大量生产的钟控恒温器通常安装在各种不同类型的加热及制冷用途中。同一种恒温器也可用来控制强制空气加热及制冷系统,所有电系统,通常的电控强制循环制冷或加热(hydronic)系统和超大型的电控强制循环制冷或加热系统中。在这一领域中也使用多级加热泵,即采用多级加热及制冷,有时还与辅助加热相结合。每一种这类设备有着全然不同的升温或降温特性,这是为了节能的目的通过钟控恒温器实现的。
人们一直企图对某一特定类型的供热站的恒温器循环速率进行调整,而当恒温器按其内部事先安排的程序要求突然升温或降温时,这种供热通常不会提供好而舒适的控制。这些在恒温器设定点上的巨大变化,在单级和多级型环境中会引起明显的上冲问题。上述相关专利申请尤其适合于解决单级装备中的这一问题。

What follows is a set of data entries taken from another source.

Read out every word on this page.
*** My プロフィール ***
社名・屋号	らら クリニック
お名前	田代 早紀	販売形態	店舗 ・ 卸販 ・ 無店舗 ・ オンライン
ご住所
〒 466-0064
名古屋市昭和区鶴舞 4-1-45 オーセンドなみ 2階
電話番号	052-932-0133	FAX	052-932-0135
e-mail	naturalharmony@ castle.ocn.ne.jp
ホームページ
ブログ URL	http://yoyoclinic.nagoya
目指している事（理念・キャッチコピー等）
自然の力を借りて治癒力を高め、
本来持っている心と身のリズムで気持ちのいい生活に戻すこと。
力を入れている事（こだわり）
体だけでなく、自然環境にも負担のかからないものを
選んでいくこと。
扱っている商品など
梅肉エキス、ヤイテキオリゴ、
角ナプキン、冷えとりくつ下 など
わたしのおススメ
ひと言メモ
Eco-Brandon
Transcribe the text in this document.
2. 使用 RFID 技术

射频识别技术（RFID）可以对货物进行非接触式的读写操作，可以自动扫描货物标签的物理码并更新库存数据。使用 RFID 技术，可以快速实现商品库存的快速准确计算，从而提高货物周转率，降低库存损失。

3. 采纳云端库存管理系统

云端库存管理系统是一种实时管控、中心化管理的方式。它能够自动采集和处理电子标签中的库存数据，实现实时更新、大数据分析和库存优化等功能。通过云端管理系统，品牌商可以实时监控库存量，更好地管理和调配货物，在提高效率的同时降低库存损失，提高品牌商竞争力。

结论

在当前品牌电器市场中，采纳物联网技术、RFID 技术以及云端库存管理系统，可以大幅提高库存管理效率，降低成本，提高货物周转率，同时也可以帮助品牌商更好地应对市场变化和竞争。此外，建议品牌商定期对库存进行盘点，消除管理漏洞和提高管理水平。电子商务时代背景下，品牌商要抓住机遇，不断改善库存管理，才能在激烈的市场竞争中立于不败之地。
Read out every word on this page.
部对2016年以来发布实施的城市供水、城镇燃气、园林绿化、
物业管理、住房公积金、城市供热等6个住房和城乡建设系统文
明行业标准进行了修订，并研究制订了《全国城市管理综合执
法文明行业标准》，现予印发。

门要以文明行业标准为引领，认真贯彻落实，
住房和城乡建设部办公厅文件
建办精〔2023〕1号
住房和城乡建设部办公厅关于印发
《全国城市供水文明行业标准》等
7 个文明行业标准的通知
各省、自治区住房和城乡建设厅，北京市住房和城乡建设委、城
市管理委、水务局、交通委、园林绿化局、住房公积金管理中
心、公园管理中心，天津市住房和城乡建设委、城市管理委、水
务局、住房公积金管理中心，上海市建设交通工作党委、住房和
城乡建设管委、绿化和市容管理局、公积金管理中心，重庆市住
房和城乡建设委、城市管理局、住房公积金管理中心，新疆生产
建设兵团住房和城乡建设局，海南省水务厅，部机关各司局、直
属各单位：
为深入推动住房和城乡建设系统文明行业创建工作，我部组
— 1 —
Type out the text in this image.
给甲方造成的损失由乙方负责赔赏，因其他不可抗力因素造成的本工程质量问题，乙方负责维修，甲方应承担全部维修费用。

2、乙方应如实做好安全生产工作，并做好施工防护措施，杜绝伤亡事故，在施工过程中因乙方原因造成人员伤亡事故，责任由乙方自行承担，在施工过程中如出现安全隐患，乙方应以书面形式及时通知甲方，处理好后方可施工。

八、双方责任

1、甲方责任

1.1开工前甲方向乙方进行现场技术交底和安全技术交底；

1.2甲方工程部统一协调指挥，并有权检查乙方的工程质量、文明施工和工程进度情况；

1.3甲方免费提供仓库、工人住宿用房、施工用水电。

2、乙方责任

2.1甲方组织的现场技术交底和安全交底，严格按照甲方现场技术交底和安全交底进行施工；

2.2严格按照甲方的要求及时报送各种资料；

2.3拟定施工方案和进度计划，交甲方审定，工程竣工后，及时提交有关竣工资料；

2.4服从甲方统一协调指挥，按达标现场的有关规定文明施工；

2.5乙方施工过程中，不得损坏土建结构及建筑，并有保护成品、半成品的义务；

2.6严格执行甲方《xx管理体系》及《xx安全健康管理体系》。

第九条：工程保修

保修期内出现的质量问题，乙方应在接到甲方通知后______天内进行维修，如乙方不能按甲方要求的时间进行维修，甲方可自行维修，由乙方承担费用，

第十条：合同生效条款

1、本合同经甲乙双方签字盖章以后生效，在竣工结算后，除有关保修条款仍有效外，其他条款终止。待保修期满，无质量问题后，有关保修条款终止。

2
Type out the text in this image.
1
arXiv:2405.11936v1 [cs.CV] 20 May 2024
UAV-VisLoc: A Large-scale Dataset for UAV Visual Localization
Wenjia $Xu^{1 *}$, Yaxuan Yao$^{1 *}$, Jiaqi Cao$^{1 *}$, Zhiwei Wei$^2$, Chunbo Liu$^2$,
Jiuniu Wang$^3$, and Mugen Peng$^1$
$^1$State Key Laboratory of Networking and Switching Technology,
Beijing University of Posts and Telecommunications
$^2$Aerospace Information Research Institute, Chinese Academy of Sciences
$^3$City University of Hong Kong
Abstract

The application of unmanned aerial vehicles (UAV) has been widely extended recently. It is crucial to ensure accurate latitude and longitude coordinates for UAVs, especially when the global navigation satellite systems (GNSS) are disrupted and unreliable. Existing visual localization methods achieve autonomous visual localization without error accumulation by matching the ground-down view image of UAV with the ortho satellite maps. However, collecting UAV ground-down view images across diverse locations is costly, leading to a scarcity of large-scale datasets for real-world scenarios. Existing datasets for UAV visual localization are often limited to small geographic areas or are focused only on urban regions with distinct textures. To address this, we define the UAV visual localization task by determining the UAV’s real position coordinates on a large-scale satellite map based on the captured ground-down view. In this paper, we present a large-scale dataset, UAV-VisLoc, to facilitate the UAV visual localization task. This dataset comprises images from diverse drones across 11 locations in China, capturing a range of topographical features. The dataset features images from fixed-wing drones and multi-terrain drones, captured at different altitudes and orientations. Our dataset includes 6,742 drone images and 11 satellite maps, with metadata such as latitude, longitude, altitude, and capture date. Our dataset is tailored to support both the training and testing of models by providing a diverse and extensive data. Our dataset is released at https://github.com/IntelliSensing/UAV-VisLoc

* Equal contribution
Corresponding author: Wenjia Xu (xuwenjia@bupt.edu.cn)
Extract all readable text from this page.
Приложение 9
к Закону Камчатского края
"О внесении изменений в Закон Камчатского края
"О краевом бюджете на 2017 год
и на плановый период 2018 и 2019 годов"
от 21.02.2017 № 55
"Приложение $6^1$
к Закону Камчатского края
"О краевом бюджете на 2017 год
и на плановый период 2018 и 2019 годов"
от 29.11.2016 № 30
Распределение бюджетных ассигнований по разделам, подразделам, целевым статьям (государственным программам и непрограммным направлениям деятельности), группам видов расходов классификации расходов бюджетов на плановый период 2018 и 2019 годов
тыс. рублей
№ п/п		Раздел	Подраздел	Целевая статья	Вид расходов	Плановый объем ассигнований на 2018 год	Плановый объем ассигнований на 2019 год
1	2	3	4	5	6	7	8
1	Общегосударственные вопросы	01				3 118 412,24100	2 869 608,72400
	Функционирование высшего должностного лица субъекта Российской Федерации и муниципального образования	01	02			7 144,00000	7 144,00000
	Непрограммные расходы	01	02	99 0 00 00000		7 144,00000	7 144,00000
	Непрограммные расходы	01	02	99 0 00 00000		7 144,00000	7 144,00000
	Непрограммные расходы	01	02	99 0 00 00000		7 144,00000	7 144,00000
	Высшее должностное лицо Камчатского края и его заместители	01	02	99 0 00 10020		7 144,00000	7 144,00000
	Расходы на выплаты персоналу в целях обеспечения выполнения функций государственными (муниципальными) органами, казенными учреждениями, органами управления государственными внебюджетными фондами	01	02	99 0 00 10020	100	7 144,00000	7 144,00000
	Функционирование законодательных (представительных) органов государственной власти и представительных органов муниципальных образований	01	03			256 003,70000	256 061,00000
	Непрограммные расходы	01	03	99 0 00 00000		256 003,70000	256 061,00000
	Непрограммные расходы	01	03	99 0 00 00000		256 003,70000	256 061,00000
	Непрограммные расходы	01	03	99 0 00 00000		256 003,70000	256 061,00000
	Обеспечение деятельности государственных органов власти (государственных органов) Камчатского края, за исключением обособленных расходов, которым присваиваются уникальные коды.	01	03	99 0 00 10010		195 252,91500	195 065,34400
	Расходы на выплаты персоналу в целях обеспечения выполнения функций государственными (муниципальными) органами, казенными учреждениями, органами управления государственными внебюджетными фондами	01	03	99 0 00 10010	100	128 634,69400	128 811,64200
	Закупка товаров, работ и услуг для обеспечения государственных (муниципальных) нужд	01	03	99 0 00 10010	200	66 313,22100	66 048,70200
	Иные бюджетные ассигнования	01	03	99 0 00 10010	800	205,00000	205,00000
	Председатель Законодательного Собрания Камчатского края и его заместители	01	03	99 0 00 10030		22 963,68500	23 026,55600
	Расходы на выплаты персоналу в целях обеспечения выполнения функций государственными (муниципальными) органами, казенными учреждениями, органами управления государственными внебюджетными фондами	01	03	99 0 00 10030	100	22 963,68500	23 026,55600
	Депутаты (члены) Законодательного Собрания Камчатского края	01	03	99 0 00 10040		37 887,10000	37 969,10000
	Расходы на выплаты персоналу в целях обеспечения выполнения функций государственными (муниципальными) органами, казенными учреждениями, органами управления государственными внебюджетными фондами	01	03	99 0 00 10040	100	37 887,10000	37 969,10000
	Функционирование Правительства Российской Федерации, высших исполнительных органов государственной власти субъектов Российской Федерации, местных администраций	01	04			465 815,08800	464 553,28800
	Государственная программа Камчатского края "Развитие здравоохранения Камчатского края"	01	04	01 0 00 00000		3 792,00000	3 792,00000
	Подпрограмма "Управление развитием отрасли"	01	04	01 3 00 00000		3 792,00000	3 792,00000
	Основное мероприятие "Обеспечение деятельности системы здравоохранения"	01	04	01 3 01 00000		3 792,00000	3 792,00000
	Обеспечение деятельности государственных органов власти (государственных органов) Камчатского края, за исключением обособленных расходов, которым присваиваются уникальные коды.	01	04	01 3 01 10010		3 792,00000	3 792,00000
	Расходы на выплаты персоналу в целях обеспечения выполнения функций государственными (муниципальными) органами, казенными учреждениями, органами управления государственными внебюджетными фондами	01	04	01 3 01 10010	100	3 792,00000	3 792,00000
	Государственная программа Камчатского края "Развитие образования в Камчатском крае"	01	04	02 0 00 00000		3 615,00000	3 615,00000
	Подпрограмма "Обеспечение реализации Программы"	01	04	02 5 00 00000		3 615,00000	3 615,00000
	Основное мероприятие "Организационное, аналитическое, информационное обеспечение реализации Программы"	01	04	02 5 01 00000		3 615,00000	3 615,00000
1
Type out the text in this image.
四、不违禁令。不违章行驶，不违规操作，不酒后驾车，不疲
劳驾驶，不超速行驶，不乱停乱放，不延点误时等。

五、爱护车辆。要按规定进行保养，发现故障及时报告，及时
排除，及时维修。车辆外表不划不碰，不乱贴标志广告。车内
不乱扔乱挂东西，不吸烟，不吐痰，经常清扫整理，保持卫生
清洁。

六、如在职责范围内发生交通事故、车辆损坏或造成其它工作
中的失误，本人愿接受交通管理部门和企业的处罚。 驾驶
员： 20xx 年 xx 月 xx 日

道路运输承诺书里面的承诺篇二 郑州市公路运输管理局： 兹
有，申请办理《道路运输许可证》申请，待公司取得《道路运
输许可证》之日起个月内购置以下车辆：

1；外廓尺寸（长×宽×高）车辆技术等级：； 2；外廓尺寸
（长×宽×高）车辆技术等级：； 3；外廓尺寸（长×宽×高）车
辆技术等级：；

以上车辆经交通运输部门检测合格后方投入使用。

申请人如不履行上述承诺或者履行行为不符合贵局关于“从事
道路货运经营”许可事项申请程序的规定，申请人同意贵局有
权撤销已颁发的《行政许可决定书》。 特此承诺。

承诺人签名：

一般来说,早晨明显的升温起动一般是由钟控恒温器提供的。为了节能,空间温度通常在夜晚被控制在较低的温度上,为了使空间温度从省能的较低的水平变为所需较高而舒适的水平,就要升温。这就使供热站锁定在典型的“开足”状态,空间温度按照某一速率上升,此速率是供热站一些特定参数及使用环境的函数。与钟控恒温器所要求的设定点温度相比,这一处理会引起空间温度明显的上冲。通常,在一两个小时内这一上冲会自我校正,不过这是设定点突然变化引起的不希望的结果,而此突变发生于当起动被编入这类恒温器的程序中。
随着以微型计算机为基础的恒温器的出现,有可能用设备内的时钟和伴随微机的存贮器来执行各种类型的控制程序。时钟装置,微机装置,存贮装置可使微机式恒温器测量实时的性能,并将有关性能的信息存贮起来,再计算出恒温器新的运行参数。
当用微机式恒温器在夜晚降温、早晨升温时,设定点的大量改变是自动进行的,夜晚为了节能以较低温度运行(在供暖情况下),最终使温度回升到白天的舒适温度,在这两者之间进行试验和提供折衷。当发生大的升温,典型的情况是使供热站转而迫使空气温度或传感器温度大大地超过所需的设定点温度,在单站系统中,如一台强制暖风炉,电热系统,电控强制循环制冷或加热系统可利用上述相关的申请中所公开的技术,即改变恒温器的增益。在多站装备中,如多级加热泵,这种增益的改变会引起严重问题。本发明克服了此问题,使恒温器的运行改变而恒温器的增益不改变。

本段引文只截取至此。